The Groom Will Be Taken Away from Them: The Gospel Twist Nobody Saw Coming

Then John’s disciples came to Him, saying, “Why do we and the Pharisees fast often, but Your disciples do not fast?” Jesus said to them, “Can the wedding guests be sad while the groom is with them? The time will come when the groom will be taken away from them, and then they will fast.” (Matthew 9:14-15)

Last week, we connected Jesus’ words here to the bridegroom whose coming was prefigured and prophesied by Hosea. It’s Hosea’s tragic love story, complete with powerfully redemptive ending, that helps us understand the bigger picture Jesus was walking out.

We need to understand this bigger picture because it gives context and meaning to everything we read in the gospels and the rest of the New Testament. Over the years the Bible has been dissected and dismembered in so many ways that we’ve lost the forest for the trees.

But the forest matters.
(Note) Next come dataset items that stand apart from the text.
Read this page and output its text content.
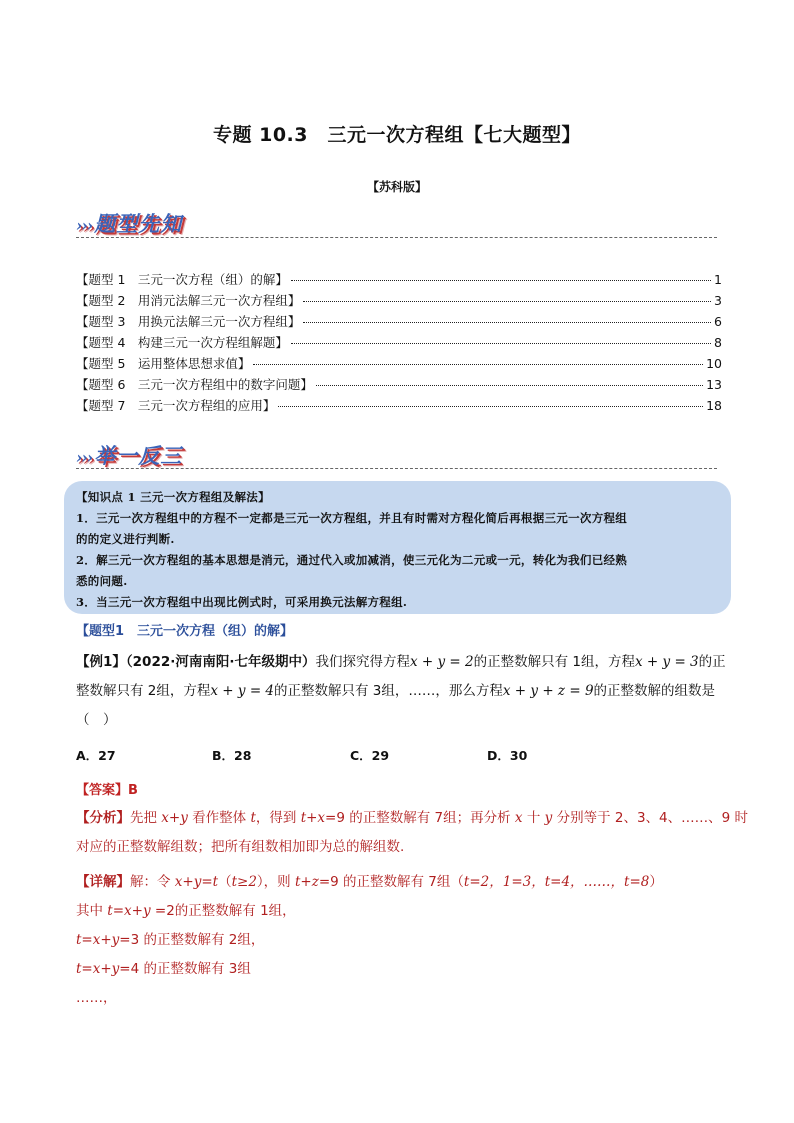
专题 10.3　三元一次方程组【七大题型】
【苏科版】
›››题型先知
【题型 1　三元一次方程（组）的解】	1
【题型 2　用消元法解三元一次方程组】	3
【题型 3　用换元法解三元一次方程组】	6
【题型 4　构建三元一次方程组解题】	8
【题型 5　运用整体思想求值】	10
【题型 6　三元一次方程组中的数字问题】	13
【题型 7　三元一次方程组的应用】	18
›››举一反三
【知识点 1 三元一次方程组及解法】
1．三元一次方程组中的方程不一定都是三元一次方程组，并且有时需对方程化简后再根据三元一次方程组
的的定义进行判断.
2．解三元一次方程组的基本思想是消元，通过代入或加减消，使三元化为二元或一元，转化为我们已经熟
悉的问题.
3．当三元一次方程组中出现比例式时，可采用换元法解方程组.
【题型1　三元一次方程（组）的解】
【例1】（2022·河南南阳·七年级期中）我们探究得方程x + y = 2的正整数解只有 1组，方程x + y = 3的正
整数解只有 2组，方程x + y = 4的正整数解只有 3组，……，那么方程x + y + z = 9的正整数解的组数是
（　）
A．27	B．28	C．29	D．30
【答案】B
【分析】先把 x+y 看作整体 t，得到 t+x=9 的正整数解有 7组；再分析 x 十 y 分别等于 2、3、4、……、9 时
对应的正整数解组数；把所有组数相加即为总的解组数.
【详解】解：令 x+y=t（t≥2），则 t+z=9 的正整数解有 7组（t=2，1=3，t=4，……，t=8）
其中 t=x+y =2的正整数解有 1组，
t=x+y=3 的正整数解有 2组，
t=x+y=4 的正整数解有 3组
……，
The forest is the country in which we walk, the landscape we are moving through.

To draw this “forest” in very broad strokes:

  • Early in their history, God entered into a spiritual “marriage covenant” with the nation of Israel.
  • Israel fell away from God and worshipped other gods, breaking the covenant and committing spiritual adultery.
  • Rather than destroy or abandon the adulterous nation (which he had every right to do under the terms of the covenant), God brought necessary judgment upon them but promised to return to them in a powerful way in the future and “remarry” them under a new covenant.

So when Jesus says the bridegroom is with his followers, he isn’t just making up a nice way of talking about himself. He’s placing himself inside Israel’s story.

In fact, he’s declaring himself to be the climax of that story: God has returned. He has come to make a new covenant and redeem and marry his people again.

It wasn’t a surprise to the people of Israel that God would do this. He had clearly declared his intention to return in this way through all of his prophets. Daniel had even given a timeline for it: it would be roughly 490 years from the rebuilding of Jerusalem to the coming of the Lord and the making of the new covenant.

People in Jesus’ day could count. They knew they were living in messianic times. That is one reason they were so eagerly looking for a messiah when Jesus came on the scene.

But then there was a twist they didn’t see coming.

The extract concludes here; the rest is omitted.